Jasmina Douieb, c’est d’abord un regard bleu-azur qui vous capture. Une personnalité qui dégage un calme et une précision. Rien n’est laissé au hasard, tout est réfléchi et on comprend pourquoi ses pièces sont pointues, justes et puissantes. Un savoureux mélange de douceur et de force comme son nom, Douieb, qui veut dire « petit loup » : « J’aime assez bien l’association de mon nom avec mon prénom qui est celui d’une fleur » « Entre chiens et loups » est le nom de la compagnie qu’elle a fondée: « J’aime cette expression et cette période de la journée: le clair-obscur, les entre-deux« .

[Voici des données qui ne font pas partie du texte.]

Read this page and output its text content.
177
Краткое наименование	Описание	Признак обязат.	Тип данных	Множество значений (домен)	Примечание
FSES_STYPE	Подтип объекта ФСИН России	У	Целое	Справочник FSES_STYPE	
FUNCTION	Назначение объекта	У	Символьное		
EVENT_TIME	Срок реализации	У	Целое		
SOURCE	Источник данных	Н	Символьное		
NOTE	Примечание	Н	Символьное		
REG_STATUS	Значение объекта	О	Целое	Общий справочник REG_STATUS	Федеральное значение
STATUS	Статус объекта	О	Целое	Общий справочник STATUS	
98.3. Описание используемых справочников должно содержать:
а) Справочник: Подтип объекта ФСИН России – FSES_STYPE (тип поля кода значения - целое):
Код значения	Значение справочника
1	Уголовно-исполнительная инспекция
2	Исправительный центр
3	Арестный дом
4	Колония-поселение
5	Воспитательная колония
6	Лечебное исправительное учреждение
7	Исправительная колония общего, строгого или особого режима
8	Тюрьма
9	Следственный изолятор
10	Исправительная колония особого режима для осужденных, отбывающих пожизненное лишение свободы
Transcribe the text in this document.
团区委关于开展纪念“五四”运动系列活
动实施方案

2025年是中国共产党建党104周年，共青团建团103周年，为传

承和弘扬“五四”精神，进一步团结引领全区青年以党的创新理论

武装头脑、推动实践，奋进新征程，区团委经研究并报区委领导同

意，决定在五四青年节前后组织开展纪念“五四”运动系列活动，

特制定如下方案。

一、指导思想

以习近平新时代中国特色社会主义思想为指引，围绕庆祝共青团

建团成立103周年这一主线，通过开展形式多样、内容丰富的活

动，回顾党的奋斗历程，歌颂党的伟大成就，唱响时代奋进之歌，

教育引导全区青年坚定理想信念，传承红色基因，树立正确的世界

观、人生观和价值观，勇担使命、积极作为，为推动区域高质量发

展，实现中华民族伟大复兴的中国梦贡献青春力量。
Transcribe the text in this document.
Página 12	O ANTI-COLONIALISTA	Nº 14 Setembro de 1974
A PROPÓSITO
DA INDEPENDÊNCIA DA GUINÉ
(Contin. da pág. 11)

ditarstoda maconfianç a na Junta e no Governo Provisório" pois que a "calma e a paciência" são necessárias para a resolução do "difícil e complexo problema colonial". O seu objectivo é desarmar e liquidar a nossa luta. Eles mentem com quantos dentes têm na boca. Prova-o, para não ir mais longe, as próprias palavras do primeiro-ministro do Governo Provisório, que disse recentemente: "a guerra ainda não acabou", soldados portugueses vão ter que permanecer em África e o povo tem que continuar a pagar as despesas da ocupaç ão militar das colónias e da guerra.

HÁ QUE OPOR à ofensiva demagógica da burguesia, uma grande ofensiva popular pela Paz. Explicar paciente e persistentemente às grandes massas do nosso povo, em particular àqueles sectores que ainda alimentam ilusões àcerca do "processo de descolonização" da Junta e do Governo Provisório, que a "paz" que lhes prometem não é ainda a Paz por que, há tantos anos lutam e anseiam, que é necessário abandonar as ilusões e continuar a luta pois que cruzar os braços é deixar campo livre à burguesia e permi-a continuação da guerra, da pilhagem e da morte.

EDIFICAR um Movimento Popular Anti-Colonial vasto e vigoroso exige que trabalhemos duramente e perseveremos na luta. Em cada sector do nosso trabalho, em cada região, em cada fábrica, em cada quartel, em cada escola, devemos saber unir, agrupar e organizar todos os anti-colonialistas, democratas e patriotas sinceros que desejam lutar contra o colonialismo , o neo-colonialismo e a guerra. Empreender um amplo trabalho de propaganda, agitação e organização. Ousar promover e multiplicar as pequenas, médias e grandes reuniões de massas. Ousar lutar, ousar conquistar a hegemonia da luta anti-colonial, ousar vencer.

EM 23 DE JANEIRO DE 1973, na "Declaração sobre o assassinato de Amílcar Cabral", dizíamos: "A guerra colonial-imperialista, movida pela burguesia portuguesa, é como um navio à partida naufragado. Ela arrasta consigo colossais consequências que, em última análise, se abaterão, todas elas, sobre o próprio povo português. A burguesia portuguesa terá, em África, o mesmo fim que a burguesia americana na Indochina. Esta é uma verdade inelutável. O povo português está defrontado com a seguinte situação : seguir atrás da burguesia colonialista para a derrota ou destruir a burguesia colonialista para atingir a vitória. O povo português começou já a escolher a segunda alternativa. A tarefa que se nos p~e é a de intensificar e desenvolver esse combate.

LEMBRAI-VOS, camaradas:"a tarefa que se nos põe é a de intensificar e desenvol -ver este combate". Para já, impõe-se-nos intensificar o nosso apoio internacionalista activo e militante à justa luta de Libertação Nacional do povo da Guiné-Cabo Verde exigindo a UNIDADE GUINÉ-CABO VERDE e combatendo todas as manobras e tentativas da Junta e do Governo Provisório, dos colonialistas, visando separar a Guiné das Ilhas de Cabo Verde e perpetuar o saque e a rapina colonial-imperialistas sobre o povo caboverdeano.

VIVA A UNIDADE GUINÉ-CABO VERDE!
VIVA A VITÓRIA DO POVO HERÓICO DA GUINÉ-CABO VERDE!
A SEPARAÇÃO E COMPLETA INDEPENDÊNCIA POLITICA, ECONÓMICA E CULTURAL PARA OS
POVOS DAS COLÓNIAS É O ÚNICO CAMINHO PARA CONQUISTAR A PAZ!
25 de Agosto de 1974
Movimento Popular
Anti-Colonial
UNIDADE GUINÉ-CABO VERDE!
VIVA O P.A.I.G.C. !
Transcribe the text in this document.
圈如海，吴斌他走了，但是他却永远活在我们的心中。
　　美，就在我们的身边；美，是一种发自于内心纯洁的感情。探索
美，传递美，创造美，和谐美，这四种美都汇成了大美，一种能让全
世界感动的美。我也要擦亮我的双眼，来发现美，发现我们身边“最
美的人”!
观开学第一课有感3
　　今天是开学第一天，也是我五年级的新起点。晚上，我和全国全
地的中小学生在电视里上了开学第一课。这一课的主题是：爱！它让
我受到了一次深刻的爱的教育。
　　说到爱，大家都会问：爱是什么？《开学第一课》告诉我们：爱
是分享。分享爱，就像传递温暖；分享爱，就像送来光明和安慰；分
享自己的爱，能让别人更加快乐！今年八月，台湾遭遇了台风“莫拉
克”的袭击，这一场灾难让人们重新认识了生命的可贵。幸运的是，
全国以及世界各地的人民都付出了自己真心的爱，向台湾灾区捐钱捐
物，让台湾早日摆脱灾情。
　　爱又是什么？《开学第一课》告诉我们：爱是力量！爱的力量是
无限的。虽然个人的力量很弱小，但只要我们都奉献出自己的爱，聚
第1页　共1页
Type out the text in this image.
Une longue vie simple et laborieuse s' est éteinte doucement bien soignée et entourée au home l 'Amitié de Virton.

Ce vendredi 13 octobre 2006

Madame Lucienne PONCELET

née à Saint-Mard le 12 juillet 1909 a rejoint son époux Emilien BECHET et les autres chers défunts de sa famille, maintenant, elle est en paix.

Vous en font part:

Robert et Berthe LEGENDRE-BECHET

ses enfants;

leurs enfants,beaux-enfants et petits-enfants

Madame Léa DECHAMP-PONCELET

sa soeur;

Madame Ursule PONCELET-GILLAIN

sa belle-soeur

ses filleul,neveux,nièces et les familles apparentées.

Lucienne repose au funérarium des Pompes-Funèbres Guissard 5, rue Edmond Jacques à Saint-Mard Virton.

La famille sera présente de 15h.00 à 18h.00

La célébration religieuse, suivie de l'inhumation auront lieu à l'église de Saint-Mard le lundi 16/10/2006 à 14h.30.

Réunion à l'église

La naissance d’une passion
Elle commence le théâtre, à 8 ans, poussée par sa mère qui avait envie qu’elle fasse une activité extrascolaire artistique : « Je devais choisir une activité, c’était la danse ou le théâtre. J’ai choisi le théâtre sans savoir que ça allait me plaire autant« . À 16 ans, elle entre à l’Académie chez Bernard Marbaix où elle fait un cycle complet : diction, déclamation, art dramatique. Mais elle ne choisit pas le Conservatoire directement et se dirige vers l’ULB en philologie romane. « Ma sœur, Monia, entrait au Conservatoire et je n’avais pas envie d’être dans sa classe. Cela me semblait impensable ! De plus, commencer le Conservatoire, c’est entrer dans la vie active d’une certaine manière, et je ne me sentais pas prête. J’adore étudier et les romanes me passionnaient également« . Jasmina Douieb a toujours été attentive à la valeur des mots, à la force de la langue. Elle n’oublie pas le théâtre pour autant : « J’ai continué à faire de l’impro et du théâtre en amateur. J’ai adoré la rencontre entre des personnes d’âges et d’horizons différents« . Elle sortira du Conservatoire en 1999 avec le 1er prix en art dramatique.
La mise en scène
Si sa carrière de comédienne est directement lancée après ses études, il faudra attendre 2011 pour la mise en scène. Comme beaucoup de choses dans la vie, tout est affaire de hasards et de coïncidences. « La mise en scène est venue à moi ; ce n’est pas moi qui ai décidé d’en faire. Cela me semblait être un autre métier« . On lui propose « Cyrano de Bergerac » en duo avec Pierre Pigeolet: « Ce n’était pas rien comme spectacle à mettre en scène, mais j’ai aimé ce projet un peu fou, cet esprit bon enfant qui s’en dégageait, ce travail d’équipe. J’aime quand les choses se construisent. Au terme de l’aventure, je n’étais pas certaine de vouloir poursuivre dans cette voie. C’est Georges Lini qui m’a poussée à réitérer l’expérience avec « La Princesse Maleine » en 2004.« . Et puis, les mises en scène s’enchainent et en 2017, elle reçoit le prix de la critique de la meilleure mise en scène avec « Taking care of baby », un texte de l’auteur britannique Dennis Kelly.
La Trêve
« Ce rôle de la psy était un très grand plaisir d’acteur. Je fais beaucoup de mise en scène, je suis moins dans le jeu, c’est un peu comme si ce rôle rappelait aux gens que je suis également comédienne. Comme la série est diffusée sur Netflix, je reçois des messages de personnes un peu partout dans le monde. Je n’avais jamais connu pareille ampleur ». La transition théâtre-cinéma a été particulière: « Ce qui m’a marqué, c’est l’économie du jeu. Il ne s’agit pas de jouer moins fort, mais de jouer différemment. Jouer sans public, mais surtout jouer avec plein d’autres facteurs : le montage, la musique et la façon dont le réalisateur a envie d’utiliser une image. C’est également jouer les scènes, pas forcément dans l’ordre chronologique de l’histoire, mais par lieux. J’admire beaucoup Yoann (Blanc qui incarne Yoann Peeters). Le fait d’avoir tourné avec lui m’a donné encore plus envie de jouer en sa compagnie sur les planches. Et quand, j’ai lu le texte de Dennis Kelly : « L’abbatage Rituel de Gorge Mastromas ». J’ai directement pensé à lui pour le rôle principal. Car il fallait un jeu plus anglais et un comédien capable d’interpréter un homme adolescent, comme un vieillard ».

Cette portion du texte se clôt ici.